Fig. 1.

Acute Cd exposure induces acute kidney injury and changes in renal lipid metabolic pathway. CdCl₂ (2 mg/kg or 4 mg/kg) was injected intraperitoneally into adult BALB/c male mice. Kidney tissues and blood sera were taken 24 h after CdCl₂. (A and B) Renal pathology was assessed. (A) Representative H&E images. (B) Pathological score. (C) Scr. (D) BUN. (E) Serum UA. (F and G) Kim-1 was measured by immunoblot. (F) Representative images. (G) Kim-1/β-actin. CdCl₂ was injected intraperitoneally into adult BALB/c male mice for 0, 6, 12 and 24 h (4 mg/kg), respectively.
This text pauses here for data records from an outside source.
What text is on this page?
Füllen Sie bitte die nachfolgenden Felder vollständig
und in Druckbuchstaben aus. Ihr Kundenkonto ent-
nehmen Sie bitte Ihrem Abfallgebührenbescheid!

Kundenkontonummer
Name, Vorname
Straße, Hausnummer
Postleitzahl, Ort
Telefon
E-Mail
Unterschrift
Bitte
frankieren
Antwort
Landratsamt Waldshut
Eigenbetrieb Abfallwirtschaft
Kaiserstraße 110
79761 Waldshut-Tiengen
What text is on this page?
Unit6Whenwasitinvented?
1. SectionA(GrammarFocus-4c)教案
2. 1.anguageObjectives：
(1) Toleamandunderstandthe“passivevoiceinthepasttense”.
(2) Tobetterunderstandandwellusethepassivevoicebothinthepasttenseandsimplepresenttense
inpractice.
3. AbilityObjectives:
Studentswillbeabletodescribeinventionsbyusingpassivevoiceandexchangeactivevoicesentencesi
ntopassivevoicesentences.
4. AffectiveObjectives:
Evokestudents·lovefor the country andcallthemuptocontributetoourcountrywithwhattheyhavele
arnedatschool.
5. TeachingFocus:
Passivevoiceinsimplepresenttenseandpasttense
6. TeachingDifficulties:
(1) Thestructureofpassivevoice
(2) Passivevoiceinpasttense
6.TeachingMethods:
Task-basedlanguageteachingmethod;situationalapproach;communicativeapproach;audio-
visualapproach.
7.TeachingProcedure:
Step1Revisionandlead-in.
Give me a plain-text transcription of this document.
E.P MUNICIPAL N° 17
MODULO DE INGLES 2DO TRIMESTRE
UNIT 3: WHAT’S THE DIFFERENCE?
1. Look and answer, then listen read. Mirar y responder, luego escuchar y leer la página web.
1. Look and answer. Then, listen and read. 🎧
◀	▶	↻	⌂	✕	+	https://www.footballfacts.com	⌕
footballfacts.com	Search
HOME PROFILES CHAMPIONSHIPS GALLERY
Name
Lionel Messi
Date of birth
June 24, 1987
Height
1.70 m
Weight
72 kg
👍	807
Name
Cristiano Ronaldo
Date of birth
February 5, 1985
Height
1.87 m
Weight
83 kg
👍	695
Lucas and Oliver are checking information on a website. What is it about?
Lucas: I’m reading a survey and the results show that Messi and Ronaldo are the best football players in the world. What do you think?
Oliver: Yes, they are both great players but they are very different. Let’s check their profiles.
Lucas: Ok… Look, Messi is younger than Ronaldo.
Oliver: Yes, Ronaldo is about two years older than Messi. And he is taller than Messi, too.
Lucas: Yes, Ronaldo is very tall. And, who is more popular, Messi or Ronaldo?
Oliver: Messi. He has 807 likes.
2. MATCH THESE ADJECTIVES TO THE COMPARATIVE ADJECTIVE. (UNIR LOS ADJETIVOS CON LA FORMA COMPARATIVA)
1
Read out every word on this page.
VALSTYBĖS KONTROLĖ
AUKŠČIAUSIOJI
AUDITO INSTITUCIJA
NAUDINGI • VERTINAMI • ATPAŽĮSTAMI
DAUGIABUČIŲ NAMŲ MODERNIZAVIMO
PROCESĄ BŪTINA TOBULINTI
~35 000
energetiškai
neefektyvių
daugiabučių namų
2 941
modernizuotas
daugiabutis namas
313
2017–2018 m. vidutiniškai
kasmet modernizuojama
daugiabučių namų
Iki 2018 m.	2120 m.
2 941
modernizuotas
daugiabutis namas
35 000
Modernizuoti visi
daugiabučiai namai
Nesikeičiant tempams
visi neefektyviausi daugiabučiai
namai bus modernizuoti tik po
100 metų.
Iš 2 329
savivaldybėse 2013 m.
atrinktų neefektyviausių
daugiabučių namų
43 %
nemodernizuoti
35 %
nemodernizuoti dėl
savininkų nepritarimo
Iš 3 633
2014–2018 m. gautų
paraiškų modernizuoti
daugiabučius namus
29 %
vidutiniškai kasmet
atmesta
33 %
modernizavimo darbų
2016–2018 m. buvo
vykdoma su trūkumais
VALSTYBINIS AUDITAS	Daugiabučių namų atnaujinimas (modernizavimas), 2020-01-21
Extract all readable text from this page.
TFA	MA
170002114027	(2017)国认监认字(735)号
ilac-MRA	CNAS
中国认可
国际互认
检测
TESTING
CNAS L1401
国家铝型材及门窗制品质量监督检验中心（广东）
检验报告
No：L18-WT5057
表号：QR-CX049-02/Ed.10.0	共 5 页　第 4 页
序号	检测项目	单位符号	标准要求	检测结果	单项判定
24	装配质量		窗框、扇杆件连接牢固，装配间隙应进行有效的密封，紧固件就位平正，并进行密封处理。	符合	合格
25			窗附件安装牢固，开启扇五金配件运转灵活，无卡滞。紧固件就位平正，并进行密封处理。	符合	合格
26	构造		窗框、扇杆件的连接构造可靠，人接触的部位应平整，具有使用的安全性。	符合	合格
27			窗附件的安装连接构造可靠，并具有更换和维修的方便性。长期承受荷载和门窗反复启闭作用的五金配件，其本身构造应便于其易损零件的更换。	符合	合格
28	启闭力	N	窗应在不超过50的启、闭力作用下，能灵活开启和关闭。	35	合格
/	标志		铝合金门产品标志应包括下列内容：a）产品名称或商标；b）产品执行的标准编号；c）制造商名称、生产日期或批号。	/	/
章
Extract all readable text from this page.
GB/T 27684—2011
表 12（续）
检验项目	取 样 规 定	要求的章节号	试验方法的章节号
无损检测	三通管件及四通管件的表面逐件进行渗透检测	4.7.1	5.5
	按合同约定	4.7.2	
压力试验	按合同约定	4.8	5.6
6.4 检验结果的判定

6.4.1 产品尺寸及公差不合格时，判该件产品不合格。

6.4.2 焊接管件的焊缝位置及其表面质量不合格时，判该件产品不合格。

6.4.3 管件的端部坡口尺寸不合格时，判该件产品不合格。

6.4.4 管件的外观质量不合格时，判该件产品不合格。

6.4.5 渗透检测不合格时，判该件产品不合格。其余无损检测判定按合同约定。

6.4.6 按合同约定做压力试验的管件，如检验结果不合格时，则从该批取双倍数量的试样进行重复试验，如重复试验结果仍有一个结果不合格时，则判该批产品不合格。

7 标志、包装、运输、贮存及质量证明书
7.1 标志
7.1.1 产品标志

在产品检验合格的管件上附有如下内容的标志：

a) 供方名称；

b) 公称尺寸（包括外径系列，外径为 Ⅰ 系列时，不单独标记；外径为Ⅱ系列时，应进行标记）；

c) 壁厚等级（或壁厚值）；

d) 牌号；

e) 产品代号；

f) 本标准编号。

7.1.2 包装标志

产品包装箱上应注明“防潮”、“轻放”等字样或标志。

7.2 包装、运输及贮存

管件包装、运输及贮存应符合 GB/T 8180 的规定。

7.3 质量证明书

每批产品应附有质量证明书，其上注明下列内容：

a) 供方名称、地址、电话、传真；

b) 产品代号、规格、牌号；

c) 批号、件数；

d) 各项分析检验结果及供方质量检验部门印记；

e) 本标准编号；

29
Kidney tissues and blood were taken 24 h after CdCl₂. (H and I) Renal pathology was assessed. (H) Representative H&E images. (I) Pathological score. (J) Serum UA. (K–N) Transcriptome analyses were performed in Cd-exposed mice kidney. (K) Scatter plot. (L) The KEGG pathway enrichment was analyzed. (M) Lipid metabolic pathways were analyzed. (N) Top of KEGG pathway was enriched. All data are presented as mean ± S.E.M. (N = 6–8). *P < 0.05, **P < 0.01.